What is emotion analytics and why is it important?
In today’s Internet world, humans express their Emotions, Sentiments and Feelings via text/comments, emojis, likes and dislikes. Understanding the true meanings behind the combinations of these electronic symbols is very crucial and this is what this article explains.
Interactions, facts and feelings shape our relationships. A truism: It’s not what you say, but how you say it. Expressions matter, as do the sentiment behind each encounter and the emotions raised. Emotion is entwined with the literal meaning of words used.
This fact/feeling principle applies to both inter-personal and business relationships. “Emotional and factual appeals cannot be easily separated,” writes Nigel Hollis of Kantar Millward Brown in an analysis of advertising approaches. “[A] distinction between emotional and rational is one that exists only in the minds of marketers, not consumers,” according to Hollis.
The fact/feeling equation is central to corporate customer experience (CX) initiatives. CX practitioners map customer journeys that are defined by both the what and the how-did-it-make-you-feel? of customer-brand interactions. “Emotion drives loyalty,” according to CX visionary Bruce Temkin, and loyalty drives profit.
Another truism: You can’t improve what you don’t measure, not systematically, on a corporate scale.
Sentiment analysis and the varieties of emotion AI
Enter sentiment analysis, software technology that quantifies mood, attitude, opinion, and emotion in digital media, in images, video, audio, and text. One subspecies infers emotion via facial-expression analysis. Providers include Affectiva, CrowdEmotion, Eyeris, Kairos, nViso, Noldus Information Technology, RealEyes, and Sightcorp. Another variety analyses emotion in speech. Check out audEERING, Beyond Verbal, EMOspeech, Good Vibrations, NICE, Verint, and Vokaturi. On the text front, natural language processing (NLP) techniques can identify and extract emotion in online, social, and enterprise sources, delivered by companies that include Clarabridge, Crimson Hexagon, Feedback Ferret, IBM (AlchemyAPI and Watson Tone Analyzer), indico, Receptiviti, and an advisee of mine, Heartbeat AI Technologies.
This article aims to get a handle on the state of emotion analytics — specifically, emotion in text — via an interview with Heartbeat founder Lana Novikova. Lana describes herself as a marketer by training and a market researcher by trade, never satisfied with numbers and observations, always pushing to understand the “deep why” behind consumer (and her own) decisions. She’ll be presenting at LT-Accelerate, a conference I organise, November 21-22 in Brussels, alongside Odile Jagsch, a consultant at global market research consultancy Kantar TNS, topic “The ‘Why’ Behind Customer Loyalty.”
Seth Grimes. Heartbeat designs “emotionally intelligent technologies.” OK, what’s an “emotionally intelligent technology”?
Lana Novikova. Let’s start with the concept of Emotional Intelligence (EQ), popularised by a psychologist Daniel Goleman in 1990s.
Imagine a newborn human who comes with a basic wiring for recognising and expressing key emotions, and with an enormous capacity to learn. She can cry or stay calm, smell and turn her head towards her mother’s breast.

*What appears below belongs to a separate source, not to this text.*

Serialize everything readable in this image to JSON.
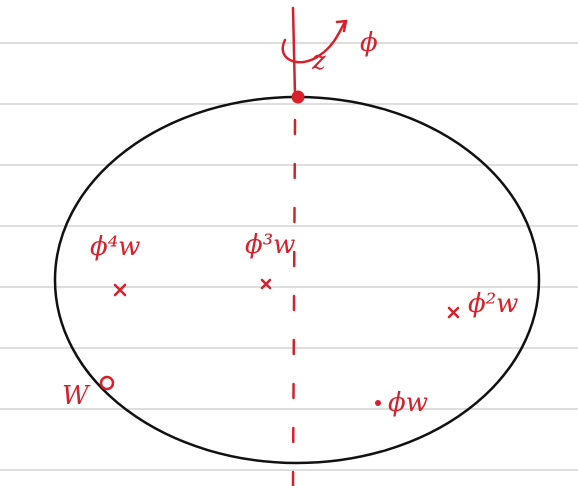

Once she can see faces, her mirror neutrons start learning and mimicking facial expressions; then she develops more and more capacity to read and express emotions — from touch, to tone & voice recognition, to basic language to more complex if-then scenarios. In a perfect world, she grows into a secure and happy person who can recognize and name a wide range of her own emotions, understands what other people feel from multiple expressions, and has a capacity to express and manage her emotions.
SG. So you apply the EQ concept to and via technology.
One day, this technology might surpass humans in understanding human emotions because it will tap into data that humans can not perceive on their own.
LN. Technology today has a super high IQ — it can beat the best human chess, Jeopardy, and Go players — yet it has a very low EQ. At Heartbeat, we want to be a part of an academic and business community that changes this. Emotionally intelligent technology is never going to feel emotions or express them like our baby can, but it will eventually become very good at perceiving and understanding human emotions from data.
One day, this technology might surpass humans in understanding human emotions because it will tap into data that humans can not perceive on their own: biometrics, brain waves, subtle cues from body language and facial expressions, and more.
SG. Relating the tech to Heartbeat…
LN. We are focusing on training the (metaphorical) technology infant to recognize explicit feelings from language, from text, and to guess the range of emotions it communicates. Just as some people can intuitively differentiate between many emotions, our growing algorithm can tell what kind of Joy or Anger is expressed in language. There could be as little as 2-3% and as much as 50% affect words and phrases in any given unstructured text. We find these words and assign them to a cluster of emotions. This process mimics how our brain deciphers emotions from language.